Ladder der natuur, ondermaanse en bovenmaanse
Welke belangrijke innovatie introduceerden de Alexandrijnse geografen
(Eratosthenes, Ptolemaeus) in de geografie? Hoe slaagde Ptolemaeus erin om het
bolvormige aardoppervlak af te beelden op en plat vlak?
Eratosthenes: berekende de omtrek van de aarde, introduceerde lengte en
breedtegraden, maakte hiermee de eerste wiskundige wereldkaart.
Ptolemaeus: voegde veel lengte en breedtegraden toe aan plaatsen. Hij wist de
bolvormige aarde plat af te beelden door een kegelprojectie te maken: lamp in
het midden van een cirkel met de continenten: de schaduw op de kegel wordt
de eigenlijke kaart.
Ondanks hun fundamentele verschillen in opvatting waren Plato en Aristoteles
eensgezind in hun afkeer van het klassieke atomisme. Waarin verschilde hun
wereldbeeld van dat van de atomisten?
4 elementen als basis van alles, geen kleinere deeltjes dan dat mogelijk
Welke waarnemingsfeiten kon het bollensysteem (homocentrische sferen) van
Eudoxus ter verklaring van de beweging van zon, maan en de planeten niet verklaren?

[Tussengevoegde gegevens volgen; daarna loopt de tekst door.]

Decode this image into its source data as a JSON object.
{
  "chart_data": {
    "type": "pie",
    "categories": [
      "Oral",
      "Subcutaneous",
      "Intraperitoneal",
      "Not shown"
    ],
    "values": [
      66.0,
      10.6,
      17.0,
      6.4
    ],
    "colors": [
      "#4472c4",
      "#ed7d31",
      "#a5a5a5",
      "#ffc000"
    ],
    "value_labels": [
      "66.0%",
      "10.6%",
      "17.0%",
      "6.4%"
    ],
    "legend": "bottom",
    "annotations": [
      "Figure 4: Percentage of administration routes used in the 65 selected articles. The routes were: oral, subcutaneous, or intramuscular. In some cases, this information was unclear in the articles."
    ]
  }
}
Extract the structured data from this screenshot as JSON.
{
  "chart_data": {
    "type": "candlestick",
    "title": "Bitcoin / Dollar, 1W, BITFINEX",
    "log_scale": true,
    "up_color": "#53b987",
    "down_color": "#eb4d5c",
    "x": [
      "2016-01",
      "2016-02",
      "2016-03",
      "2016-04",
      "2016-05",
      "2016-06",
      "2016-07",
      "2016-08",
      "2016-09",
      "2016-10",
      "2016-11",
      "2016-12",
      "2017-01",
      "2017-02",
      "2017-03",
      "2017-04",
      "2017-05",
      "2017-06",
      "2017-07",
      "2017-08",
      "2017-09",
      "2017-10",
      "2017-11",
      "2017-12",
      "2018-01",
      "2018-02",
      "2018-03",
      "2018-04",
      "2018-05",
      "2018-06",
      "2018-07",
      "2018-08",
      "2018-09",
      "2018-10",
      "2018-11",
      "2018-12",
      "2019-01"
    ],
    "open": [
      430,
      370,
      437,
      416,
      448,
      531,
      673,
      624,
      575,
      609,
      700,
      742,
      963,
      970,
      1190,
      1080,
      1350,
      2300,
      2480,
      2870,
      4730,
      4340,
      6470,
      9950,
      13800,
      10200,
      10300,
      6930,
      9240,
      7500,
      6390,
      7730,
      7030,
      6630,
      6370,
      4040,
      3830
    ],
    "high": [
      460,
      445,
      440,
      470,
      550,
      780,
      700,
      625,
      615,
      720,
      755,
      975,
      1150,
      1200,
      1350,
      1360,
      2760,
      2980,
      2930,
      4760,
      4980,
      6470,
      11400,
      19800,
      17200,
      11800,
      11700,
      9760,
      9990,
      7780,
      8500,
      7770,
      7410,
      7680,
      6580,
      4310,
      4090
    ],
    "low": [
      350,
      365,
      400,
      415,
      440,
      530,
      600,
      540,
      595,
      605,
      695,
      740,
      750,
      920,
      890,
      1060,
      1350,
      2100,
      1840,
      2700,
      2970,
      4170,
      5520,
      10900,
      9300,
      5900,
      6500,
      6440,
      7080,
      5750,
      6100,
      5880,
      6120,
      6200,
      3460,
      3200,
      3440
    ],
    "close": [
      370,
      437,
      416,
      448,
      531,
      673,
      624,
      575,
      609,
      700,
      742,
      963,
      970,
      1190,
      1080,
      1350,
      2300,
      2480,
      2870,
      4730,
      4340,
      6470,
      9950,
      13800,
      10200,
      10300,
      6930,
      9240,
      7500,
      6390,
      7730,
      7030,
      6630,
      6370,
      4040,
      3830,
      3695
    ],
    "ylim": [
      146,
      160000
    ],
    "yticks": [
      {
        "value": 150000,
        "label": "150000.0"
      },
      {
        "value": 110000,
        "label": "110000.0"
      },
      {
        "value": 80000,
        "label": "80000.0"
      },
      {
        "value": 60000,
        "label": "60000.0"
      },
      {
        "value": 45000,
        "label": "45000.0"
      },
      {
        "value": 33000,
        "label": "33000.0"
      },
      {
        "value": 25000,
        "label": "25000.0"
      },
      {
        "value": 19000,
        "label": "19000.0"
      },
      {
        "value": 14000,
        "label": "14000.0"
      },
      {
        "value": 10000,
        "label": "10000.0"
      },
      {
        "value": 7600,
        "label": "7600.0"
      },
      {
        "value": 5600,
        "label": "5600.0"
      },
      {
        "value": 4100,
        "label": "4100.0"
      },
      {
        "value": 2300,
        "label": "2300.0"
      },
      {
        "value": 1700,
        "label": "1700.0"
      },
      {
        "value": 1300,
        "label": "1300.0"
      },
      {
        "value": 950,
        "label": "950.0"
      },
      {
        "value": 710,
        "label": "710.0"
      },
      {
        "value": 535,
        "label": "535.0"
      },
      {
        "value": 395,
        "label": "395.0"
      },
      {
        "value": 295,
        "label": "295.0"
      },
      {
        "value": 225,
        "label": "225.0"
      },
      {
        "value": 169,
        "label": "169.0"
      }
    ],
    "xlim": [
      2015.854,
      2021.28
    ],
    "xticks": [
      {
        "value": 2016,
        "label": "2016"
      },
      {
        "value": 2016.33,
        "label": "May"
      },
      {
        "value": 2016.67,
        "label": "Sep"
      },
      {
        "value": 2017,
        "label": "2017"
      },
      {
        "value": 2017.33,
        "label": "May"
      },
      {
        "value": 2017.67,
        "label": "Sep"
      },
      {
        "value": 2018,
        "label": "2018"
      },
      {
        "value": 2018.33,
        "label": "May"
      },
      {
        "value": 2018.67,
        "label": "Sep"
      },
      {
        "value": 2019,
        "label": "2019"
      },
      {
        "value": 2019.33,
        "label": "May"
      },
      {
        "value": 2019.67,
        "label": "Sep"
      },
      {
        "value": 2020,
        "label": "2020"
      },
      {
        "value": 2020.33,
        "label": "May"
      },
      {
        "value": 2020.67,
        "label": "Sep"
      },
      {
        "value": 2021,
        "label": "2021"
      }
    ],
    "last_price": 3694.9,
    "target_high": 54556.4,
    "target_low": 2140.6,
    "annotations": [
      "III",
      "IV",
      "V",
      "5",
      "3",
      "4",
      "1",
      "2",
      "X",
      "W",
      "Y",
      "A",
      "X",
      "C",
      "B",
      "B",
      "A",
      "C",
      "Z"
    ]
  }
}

Dat onder andere mars op een gegeven moment een stuk terug lijkt te gaan in
zijn baan.
Volgens zowel Plato als Aristoteles waren de vier elementen niet onveranderlijk.
Welke theoretische rechtvaardiging gaven zij voor de overgang van een bepaald
element in een ander element?
Plato: elementen zijn wiskundige figuren, vuur en water kunnen in elkaar
overgaan, aangezien ze allebei bestaan uit driehoeken. Zo ook de rest.
Aristoteles: overgang van warm naar koud, droog naar vochtig, en
omgedraaid
Beschrijf Aristoteles’ classificatie van het dierenrijk. Waarom hielden Griekse
filosofen zich in de regel eerder met hemellichamen dan met dieren bezig?
Dieren met bloed: levenbarend en eierleggend
Dieren zonder bloed: harde lichamen en zachte lichamen.
Hielden zich meer met de planeten bezig omdat deze goddelijk waren, in het
bovenmaanse (?)
Waarin verschilt de klassieke kosmologie, onderdeel van de natuurfilosofie, van de
klassieke astronomie, onderdeel van de wiskunde?
Klassieke astronomie: theoretische beschrijving van het heelal
Klassieke kosmologie: werkelijke uitleg van de werking en doelen van het
heelal, ook al schaart dit soms niet met de waarnemingen en theorie.